Furthermore, by the magic of humans trying to fit in and playing the right role in a scene, if you expect good behavior from people and act in a way where that’s the only good way for them to join the social interaction, they will be encouraged to try it out. It’s an invitation to play a different game.
So on the margin going around behaving as though other people are acting in good faith, will lead to other people joining you in this.
However, too much of this and you will let sociopaths trick you. If someone’s job depends on them believing something, and you assume good faith for the reason why they’re not changing their mind, then you have just added an anti-epistemic anchor into your social space and blinded yourself to it. This will not go well for your epistemics.

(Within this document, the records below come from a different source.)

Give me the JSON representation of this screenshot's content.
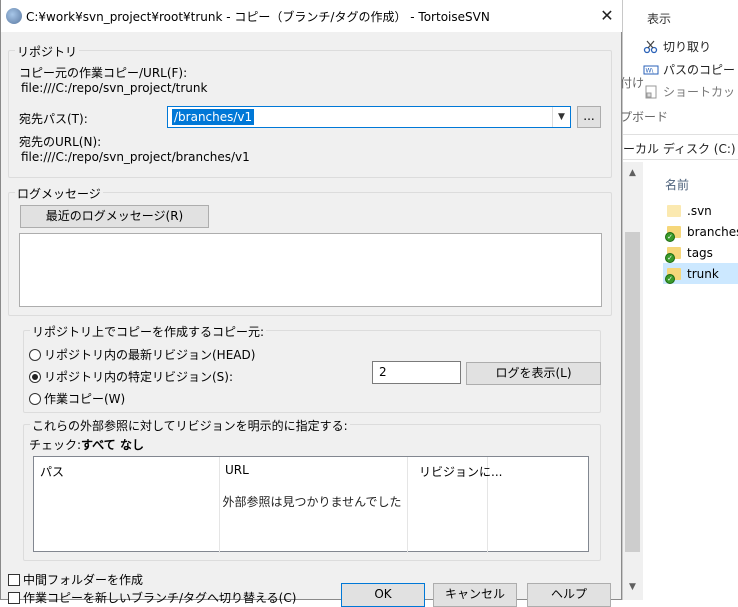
{
  "window": {
    "title": "C:¥work¥svn_project¥root¥trunk - コピー（ブランチ/タグの作成） - TortoiseSVN",
    "close_glyph": "✕"
  },
  "repository": {
    "group_label": "リポジトリ",
    "from_label": "コピー元の作業コピー/URL(F):",
    "from_value": "file:///C:/repo/svn_project/trunk",
    "to_path_label": "宛先パス(T):",
    "to_path_value": "/branches/v1",
    "browse_label": "...",
    "to_url_label": "宛先のURL(N):",
    "to_url_value": "file:///C:/repo/svn_project/branches/v1"
  },
  "log": {
    "group_label": "ログメッセージ",
    "recent_button": "最近のログメッセージ(R)",
    "message": ""
  },
  "source": {
    "group_label": "リポジトリ上でコピーを作成するコピー元:",
    "options": [
      {
        "label": "リポジトリ内の最新リビジョン(HEAD)",
        "selected": false
      },
      {
        "label": "リポジトリ内の特定リビジョン(S):",
        "selected": true
      },
      {
        "label": "作業コピー(W)",
        "selected": false
      }
    ],
    "revision_value": "2",
    "show_log_button": "ログを表示(L)"
  },
  "externals": {
    "group_label": "これらの外部参照に対してリビジョンを明示的に指定する:",
    "check_label": "チェック:",
    "check_all": "すべて",
    "check_none": "なし",
    "columns": [
      "パス",
      "URL",
      "リビジョンに..."
    ],
    "empty_text": "外部参照は見つかりませんでした"
  },
  "options": {
    "create_folders": "中間フォルダーを作成",
    "switch_wc": "作業コピーを新しいブランチ/タグへ切り替える(C)"
  },
  "buttons": {
    "ok": "OK",
    "cancel": "キャンセル",
    "help": "ヘルプ"
  },
  "explorer": {
    "tab_view": "表示",
    "cut": "切り取り",
    "copy_path": "パスのコピー",
    "paste_shortcut": "ショートカットの貼",
    "fragment_1": "付け",
    "fragment_2": "プボード",
    "address": "ーカル ディスク (C:)  >  w",
    "column_name": "名前",
    "files": [
      {
        "name": ".svn",
        "versioned": false,
        "selected": false
      },
      {
        "name": "branches",
        "versioned": true,
        "selected": false
      },
      {
        "name": "tags",
        "versioned": true,
        "selected": false
      },
      {
        "name": "trunk",
        "versioned": true,
        "selected": true
      }
    ]
  }
}
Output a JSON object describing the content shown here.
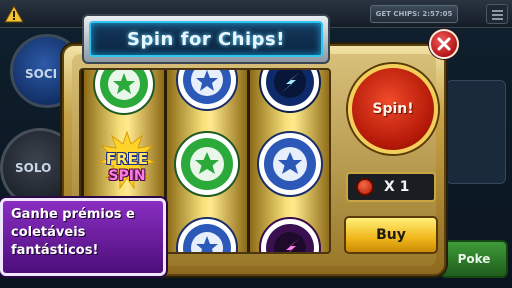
{
  "topbar": {
    "chips_button_label": "GET CHIPS: 2:57:05"
  },
  "lobby": {
    "social_label": "SOCI",
    "solo_label": "SOLO",
    "poke_label": "Poke"
  },
  "dialog": {
    "title": "Spin for Chips!",
    "free_label": "FREE",
    "spin_word": "SPIN",
    "spin_button_label": "Spin!",
    "multiplier_label": "X 1",
    "buy_label": "Buy",
    "promo_text": "Ganhe prémios e coletáveis fantásticos!"
  },
  "reels": [
    [
      "green-chip",
      "free-spin",
      "blue-chip"
    ],
    [
      "blue-chip",
      "green-chip",
      "blue-chip"
    ],
    [
      "blue-lightning-chip",
      "blue-chip",
      "purple-lightning-chip"
    ]
  ],
  "colors": {
    "accent_blue": "#2ec5f0",
    "gold": "#f3cf5a",
    "spin_red": "#d9290f",
    "promo_purple": "#6a1fa3"
  }
}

You want to be offering an olive branch of charity, not a fig leaf.
This is a special case of obliviousness that happens so commonly as to be called out as its own vice.

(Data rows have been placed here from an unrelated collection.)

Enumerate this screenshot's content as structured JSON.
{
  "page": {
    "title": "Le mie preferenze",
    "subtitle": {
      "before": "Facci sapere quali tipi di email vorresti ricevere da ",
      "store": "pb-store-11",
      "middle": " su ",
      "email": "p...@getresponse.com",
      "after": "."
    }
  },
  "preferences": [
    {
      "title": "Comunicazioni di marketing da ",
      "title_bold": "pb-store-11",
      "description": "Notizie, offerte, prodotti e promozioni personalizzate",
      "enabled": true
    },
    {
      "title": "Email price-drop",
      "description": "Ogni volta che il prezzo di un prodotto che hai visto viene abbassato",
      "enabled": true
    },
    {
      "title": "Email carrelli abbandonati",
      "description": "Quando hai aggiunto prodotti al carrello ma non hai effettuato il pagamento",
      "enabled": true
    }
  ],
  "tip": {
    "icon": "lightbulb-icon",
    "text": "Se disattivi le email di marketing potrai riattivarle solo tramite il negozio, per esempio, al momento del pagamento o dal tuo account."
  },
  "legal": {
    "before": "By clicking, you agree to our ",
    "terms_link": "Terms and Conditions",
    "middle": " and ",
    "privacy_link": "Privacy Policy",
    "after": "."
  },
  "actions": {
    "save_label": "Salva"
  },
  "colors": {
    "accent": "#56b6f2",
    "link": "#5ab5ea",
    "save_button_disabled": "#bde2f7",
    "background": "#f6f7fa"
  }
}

People often invest energy in bad ideas. Even worse, sometimes people invest energy in bad ideas together. Perhaps it’s a company idea that has no chance of working; or perhaps your friends are going to out to an escape room together that you know will disappoint them.
It's a natural and good response to lower the energy for bad ideas, to provide resistance. If someone in the group is willing to do this, it makes me more trusting of the group's decision-making, that it won't just get caught up in social momentum. (Our culture's way to do this is counterargument, since counterargument is the kind of thing that correlates with the idea being good or bad.) But still, I think some people do this more due to temperament, and others do it out of bad habit—they get a rush from controlling the energies of a group.
A friend told me that their local rationalist meetup could never celebrate Petrov Day; it was only good at cutting down other culture’s holidays, and not at having its own holidays. The group couldn’t sustain momentum for caring about something over everyone, people were not able to join in. I think this is a flaw!
It is an old rationalist proverb (originally stated by P. C. Hodgell) “that which can be destroyed by the truth should be”. Let it not fall into the pathological version of itself “that which can be destroyed should be”, and let us remember its complement: “that which can be nourished by the truth, should be”.
(related: "Demanding Redress", "Entitlement to Argument")
It's important to hold onto your principles, even when inconvenient.
However, sometimes rationalists will make a social scene entirely not function, based on a not-especially-relevant difference in principles.
I have seen brief pleasantries before a meeting expand to take the whole meeting due to an unrelated argument started. I have seen someone spend an entire party arguing at someone in the corner about a minor point made many years prior. I have seen large group social activities very aggressively hit the brakes because of not liking the phrasing someone used. I have seen people spew thousands of words in comment sections in ways that didn't need to happen and weren't worth it until they were no longer on good terms with their interlocutor.
It is good to take a stand on principles, and not let them wither or have people get something important past you. Yet this does not mean it is always the right call; it is sometimes irrelevant, or it is too much effort right now to litigate it and you will overall end a relationship, where you can just as easily bring it up at a later time; and oftentimes arguing the difference isn't worth ending drowning out everything else.
Sometimes digging in your heels to defend a principle, is not called for.
These, then, are seven vices of rationalists:
Contrarianism, Pedantry, Elaboration, Social Obliviousness, Assuming Good Faith, Undercutting Social Momentum, and Digging Your Heels In.